On the sectoral front, Nifty Media emerged as the biggest laggard, followed by Metal, Realty, and Banking, all of which saw notable selling pressure. In contrast, sectors outperformed the broader market, with FMCG stocks leading the gains. Select private banks and other financial stocks also provided support, helping limit the downside in the benchmark indices.
The broader market also witnessed a similar correction, underperforming the headline indices. The Nifty Midcap 100 index declined 1.49% to close at 59,810, while the Nifty Smallcap 100 index fell 1.33% to settle at 17,822.50, reflecting profit booking across the broader market space.
Stock market today
Sumeet Bagadia, Executive Director at Choice Broking, believes the Indian stock market is trading range-bound as the Nifty 50 index is in a broader 23,000 to 23,500 range.
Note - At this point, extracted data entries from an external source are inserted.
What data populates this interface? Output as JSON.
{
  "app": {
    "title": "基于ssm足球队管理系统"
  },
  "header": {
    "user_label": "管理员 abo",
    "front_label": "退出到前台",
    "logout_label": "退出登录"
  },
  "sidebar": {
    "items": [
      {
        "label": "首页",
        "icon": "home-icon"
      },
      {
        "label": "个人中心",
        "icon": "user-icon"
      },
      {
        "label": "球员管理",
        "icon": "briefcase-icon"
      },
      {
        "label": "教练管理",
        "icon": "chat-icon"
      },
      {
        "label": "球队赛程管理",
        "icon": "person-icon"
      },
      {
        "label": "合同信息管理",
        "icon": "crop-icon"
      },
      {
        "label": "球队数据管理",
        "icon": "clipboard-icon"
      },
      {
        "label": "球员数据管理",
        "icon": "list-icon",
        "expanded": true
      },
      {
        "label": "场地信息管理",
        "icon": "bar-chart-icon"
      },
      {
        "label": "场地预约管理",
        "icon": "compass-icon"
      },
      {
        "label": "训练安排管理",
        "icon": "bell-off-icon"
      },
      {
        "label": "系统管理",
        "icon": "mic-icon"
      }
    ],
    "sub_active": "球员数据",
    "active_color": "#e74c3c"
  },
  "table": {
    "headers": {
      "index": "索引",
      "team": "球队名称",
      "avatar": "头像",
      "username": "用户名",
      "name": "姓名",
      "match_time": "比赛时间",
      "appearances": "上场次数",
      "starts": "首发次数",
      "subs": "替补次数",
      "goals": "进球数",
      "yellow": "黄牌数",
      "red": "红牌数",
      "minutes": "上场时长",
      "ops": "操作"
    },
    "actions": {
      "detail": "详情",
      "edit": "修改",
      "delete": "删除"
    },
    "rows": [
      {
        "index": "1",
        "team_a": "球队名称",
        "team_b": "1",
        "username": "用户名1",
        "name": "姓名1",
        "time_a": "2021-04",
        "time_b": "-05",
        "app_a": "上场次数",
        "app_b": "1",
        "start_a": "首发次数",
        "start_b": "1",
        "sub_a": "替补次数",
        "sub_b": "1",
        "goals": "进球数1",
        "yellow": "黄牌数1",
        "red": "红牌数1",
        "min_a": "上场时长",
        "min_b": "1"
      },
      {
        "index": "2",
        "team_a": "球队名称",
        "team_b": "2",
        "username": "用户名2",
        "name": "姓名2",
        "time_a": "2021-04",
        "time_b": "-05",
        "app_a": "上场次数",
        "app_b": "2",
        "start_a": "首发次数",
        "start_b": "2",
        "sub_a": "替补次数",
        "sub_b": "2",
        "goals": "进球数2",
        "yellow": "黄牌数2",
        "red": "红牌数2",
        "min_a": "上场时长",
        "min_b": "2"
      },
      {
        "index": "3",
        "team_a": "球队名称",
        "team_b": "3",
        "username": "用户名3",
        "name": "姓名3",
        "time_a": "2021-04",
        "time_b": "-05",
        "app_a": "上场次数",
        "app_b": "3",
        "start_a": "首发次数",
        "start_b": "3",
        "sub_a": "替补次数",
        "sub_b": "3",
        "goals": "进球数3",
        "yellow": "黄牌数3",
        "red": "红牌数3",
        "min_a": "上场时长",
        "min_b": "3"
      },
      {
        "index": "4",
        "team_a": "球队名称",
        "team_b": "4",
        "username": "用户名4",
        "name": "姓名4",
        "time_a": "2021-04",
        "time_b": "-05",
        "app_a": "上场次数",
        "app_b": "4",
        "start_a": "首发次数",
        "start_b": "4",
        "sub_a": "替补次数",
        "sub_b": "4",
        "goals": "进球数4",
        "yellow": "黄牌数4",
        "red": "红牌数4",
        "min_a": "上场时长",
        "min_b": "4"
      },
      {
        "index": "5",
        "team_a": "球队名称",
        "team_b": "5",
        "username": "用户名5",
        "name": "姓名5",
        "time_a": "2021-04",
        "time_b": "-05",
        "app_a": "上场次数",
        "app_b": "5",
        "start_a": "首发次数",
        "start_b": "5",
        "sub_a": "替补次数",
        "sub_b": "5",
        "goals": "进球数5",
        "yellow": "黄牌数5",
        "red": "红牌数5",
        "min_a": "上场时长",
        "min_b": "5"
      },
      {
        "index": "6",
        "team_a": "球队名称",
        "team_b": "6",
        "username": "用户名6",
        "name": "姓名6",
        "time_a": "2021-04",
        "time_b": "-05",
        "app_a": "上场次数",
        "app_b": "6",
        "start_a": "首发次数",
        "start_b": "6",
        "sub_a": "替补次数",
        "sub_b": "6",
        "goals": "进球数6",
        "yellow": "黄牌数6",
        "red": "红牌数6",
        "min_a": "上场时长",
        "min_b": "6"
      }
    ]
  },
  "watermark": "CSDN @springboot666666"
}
However, the Choice Broking expert predicted selling pressure at resistance and buying at support levels.
Speaking on the outlook of the Nifty 50 today, Sumeet Bagadia said, “On the daily timeframe, the formation of a gravestone doji-like candlestick pattern indicates rejection from higher levels and reflects indecisiveness in the market. The long upper shadow suggests selling pressure near resistance zones, while the close near the day’s low highlights cautious sentiment among market participants.”
The Choice Broking expert said that immediate support is in the 23,000–23,050 range, while resistance is observed between 23,450 and 23,500. The Relative Strength Index (RSI) stands at 39.01, indicating weak momentum and continued cautious undertones in the market. The volatility index, India VIX, rose marginally by 0.37% to close at 15.63, suggesting stable but slightly elevated volatility levels.
“In the derivatives segment, notable call writing was seen at the 23,300 strike, followed by 23,400, while significant put writing was observed at 23,200 and 23,000 levels, indicating immediate support near lower levels while resistance remains positioned around higher strikes,” said Bagadia.
Sumeet Bagadia’s intraday stocks for today
Regarding stocks to buy today, Sumeet Bagadia recommended buying these five breakout stocks: Sumeet Bagadia recommends five shares to buy today — ABSLAMC, Rategain Travel, Manorama Industries, Raymond, and CCL Products.
1] ABSLAMC: Buy at ₹1110, Target ₹1200, Stop Loss ₹1062;
2] Rategain Travel: Buy at ₹783, Target ₹850, Stop Loss ₹744;
3] Manorama Industries: Buy at ₹1540, Target ₹1650, Stop Loss ₹1490;
4] Raymond: Buy at ₹553, Target ₹600, Stop Loss ₹525; and
5] CCL Products: Buy at ₹1193, Target ₹1290, Stop Loss ₹1135.
Disclaimer: This story is for educational purposes only. The views and recommendations above are those of individual analysts or broking companies, not Mint. We advise investors to check with certified experts before making any investment decisions.